A bartender mixes a Red Bull energy drink with vodka in Key West, Fla. A can of Red Bull has more than double the caffeine of a can of coke. "It changes how you experience the drink," a psychologist says. Joe Raedle/Getty Images
The vodka Red Bull, or VRB, has become a favorite cocktail among some young revelers. (One fan even made a video homage, to the tune of Rupert Holmes' 1979 hit "Escape:The Piña Colada Song.") But scientists say that tipplers of caffeine-laden energy drinks mixed with alcohol may have a tougher time knowing when to stop than those who imbibe booze alone.
Researchers at Northern Kentucky University tested students' reaction times while drinking Red Bull with vodka. The students who drank the buzzy cocktail felt more alert and peppy than students who were just quaffing vodka, but were just as bad at controlling their actions as an old-fashioned drunk.

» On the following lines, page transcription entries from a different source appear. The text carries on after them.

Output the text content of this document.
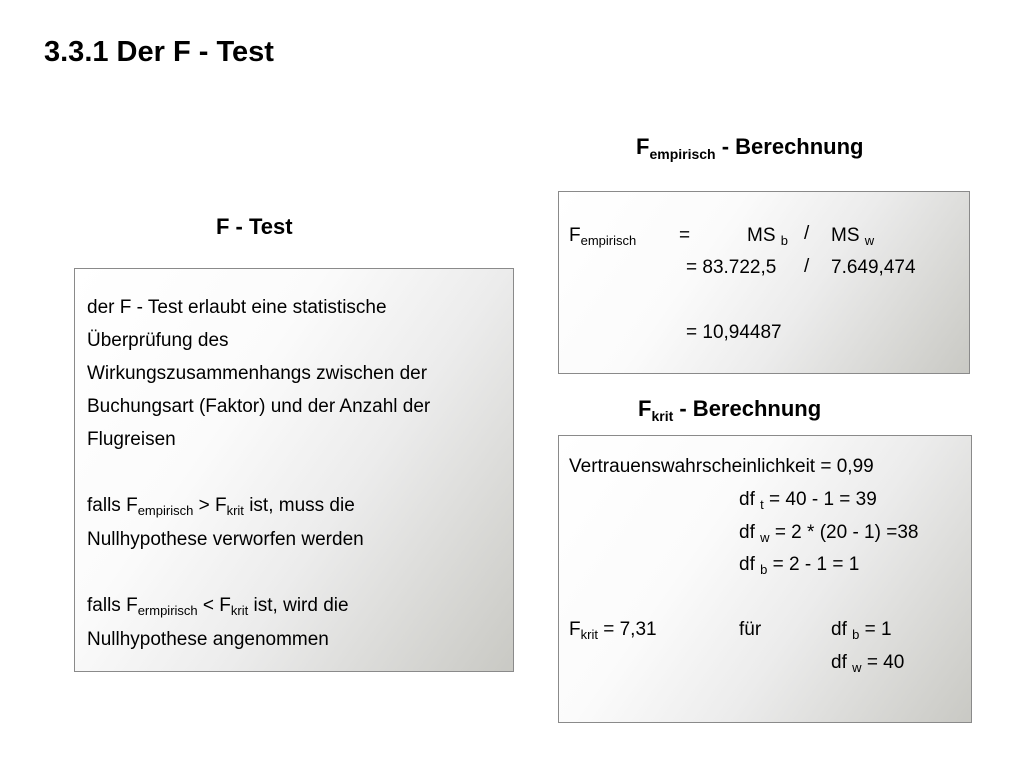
3.3.1 Der F - Test
F - Test

der F - Test erlaubt eine statistische

Überprüfung des

Wirkungszusammenhangs zwischen der

Buchungsart (Faktor) und der Anzahl der

Flugreisen

falls $F_{empirisch} > F_{krit}$ ist, muss die

Nullhypothese verworfen werden

falls $F_{ermpirisch} < F_{krit}$ ist, wird die

Nullhypothese angenommen

$F_{empirisch}$ - Berechnung
$F_{empirisch}$ =	MS $_b$ / MS $_w$
= 83.722,5 / 7.649,474
= 10,94487
$F_{krit}$ - Berechnung
Vertrauenswahrscheinlichkeit = 0,99
df $_t$ = 40 - 1 = 39
df $_w$ = 2 * (20 - 1) =38
df $_b$ = 2 - 1 = 1
$F_{krit} = 7,31$	für	df $_b$ = 1
df $_w$ = 40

"When you consume alcohol plus an energy drink, you're still as impaired" as someone drinking just alcohol, says Cecile Marczinski, an assistant professor of psychology at Northern Kentucky University. She is lead author of the study, published online in Alcoholism: Clinical and Experimental Research.

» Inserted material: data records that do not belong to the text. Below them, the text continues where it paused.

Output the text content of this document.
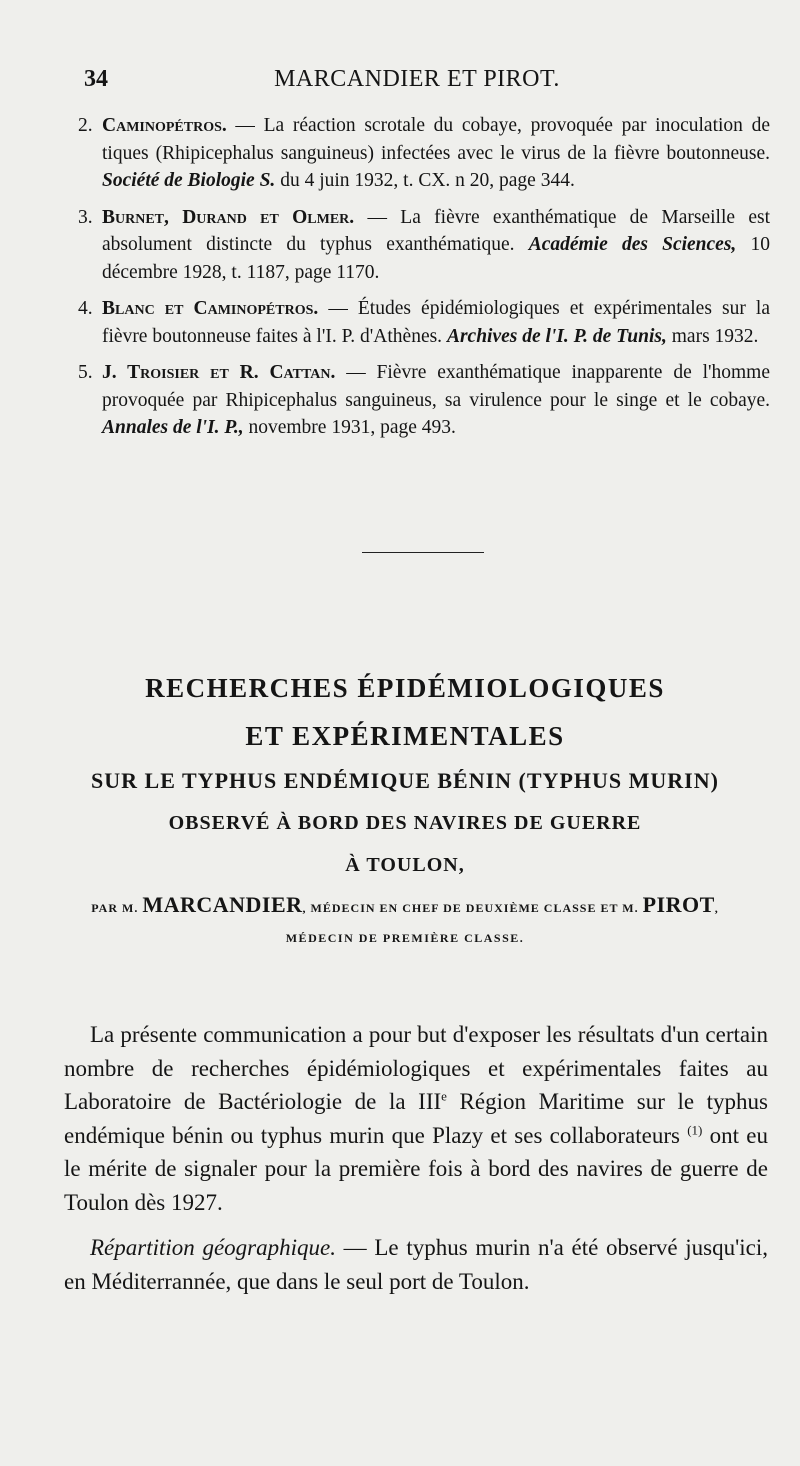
34	MARCANDIER ET PIROT.

2. Caminopétros. — La réaction scrotale du cobaye, provoquée par inoculation de tiques (Rhipicephalus sanguineus) infectées avec le virus de la fièvre boutonneuse. Société de Biologie S. du 4 juin 1932, t. CX. n 20, page 344.

3. Burnet, Durand et Olmer. — La fièvre exanthématique de Marseille est absolument distincte du typhus exanthématique. Académie des Sciences, 10 décembre 1928, t. 1187, page 1170.

4. Blanc et Caminopétros. — Études épidémiologiques et expérimentales sur la fièvre boutonneuse faites à l'I. P. d'Athènes. Archives de l'I. P. de Tunis, mars 1932.

5. J. Troisier et R. Cattan. — Fièvre exanthématique inapparente de l'homme provoquée par Rhipicephalus sanguineus, sa virulence pour le singe et le cobaye. Annales de l'I. P., novembre 1931, page 493.

RECHERCHES ÉPIDÉMIOLOGIQUES
ET EXPÉRIMENTALES
SUR LE TYPHUS ENDÉMIQUE BÉNIN (TYPHUS MURIN)
OBSERVÉ À BORD DES NAVIRES DE GUERRE
À TOULON,
PAR M. MARCANDIER, MÉDECIN EN CHEF DE DEUXIÈME CLASSE ET M. PIROT,
MÉDECIN DE PREMIÈRE CLASSE.

La présente communication a pour but d'exposer les résultats d'un certain nombre de recherches épidémiologiques et expérimentales faites au Laboratoire de Bactériologie de la IIIe Région Maritime sur le typhus endémique bénin ou typhus murin que Plazy et ses collaborateurs $^{(1)}$ ont eu le mérite de signaler pour la première fois à bord des navires de guerre de Toulon dès 1927.

Répartition géographique. — Le typhus murin n'a été observé jusqu'ici, en Méditerrannée, que dans le seul port de Toulon.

In the study, the Red Bull and alcohol drinkers said they felt twice as stimulated and alert as those drinking alcohol alone.
"That sets up a risky scenario for the drinker," Marczinski told Shots. "You're not accurately assessing how drunk you are."
Alcohol acts like a stimulant when people first start drinking it; that happy buzz makes alcohol the world's most popular recreational drug. But as people keep drinking, they start getting tired and sleepy. "That's the cue to stop drinking," Marczinski says. But when amped up on caffeine, "the cue to tell you to stop is not there."
While there's been lots of anecdotal evidence that the combo is more dangerous than alcohol alone, there hasn't been a lot of science nailing down the difference in behavior.
Last November, the manufacturers of Four Loko agreed to strip the caffeine out of the potent alcohol drink after the Food and Drug Administration made noises about regulating sales of alcoholic energy drinks. Four Loko is a sweet and fruit-flavored caffeinated beverage with a hefty 12 percent alcohol content; it had been linked to hospitalizations and deaths among young drinkers. At the time, the co-founders of Phusion Projects, makers of Four Loko, said their product was no different than a rum and Coke or an Irish coffee.
But drinking alcohol and an energy drink together is different, the researchers say, because the caffeine content in most energy drinks is higher than that in soft drinks, and the high schoolers and college students who favor and are marketed the combo are more likely to drink a lot. An 8.3 ounce Red Bull has 76 milligrams of caffeine, compared to 35 milligrams in a 12-ounce can of Coke.
"It changes how you experience the drink," Marczinski says.
The bottom line: Drinkers shouldn't trust their judgment, and drinkers who include energy drinks in the mix should be even more skeptical.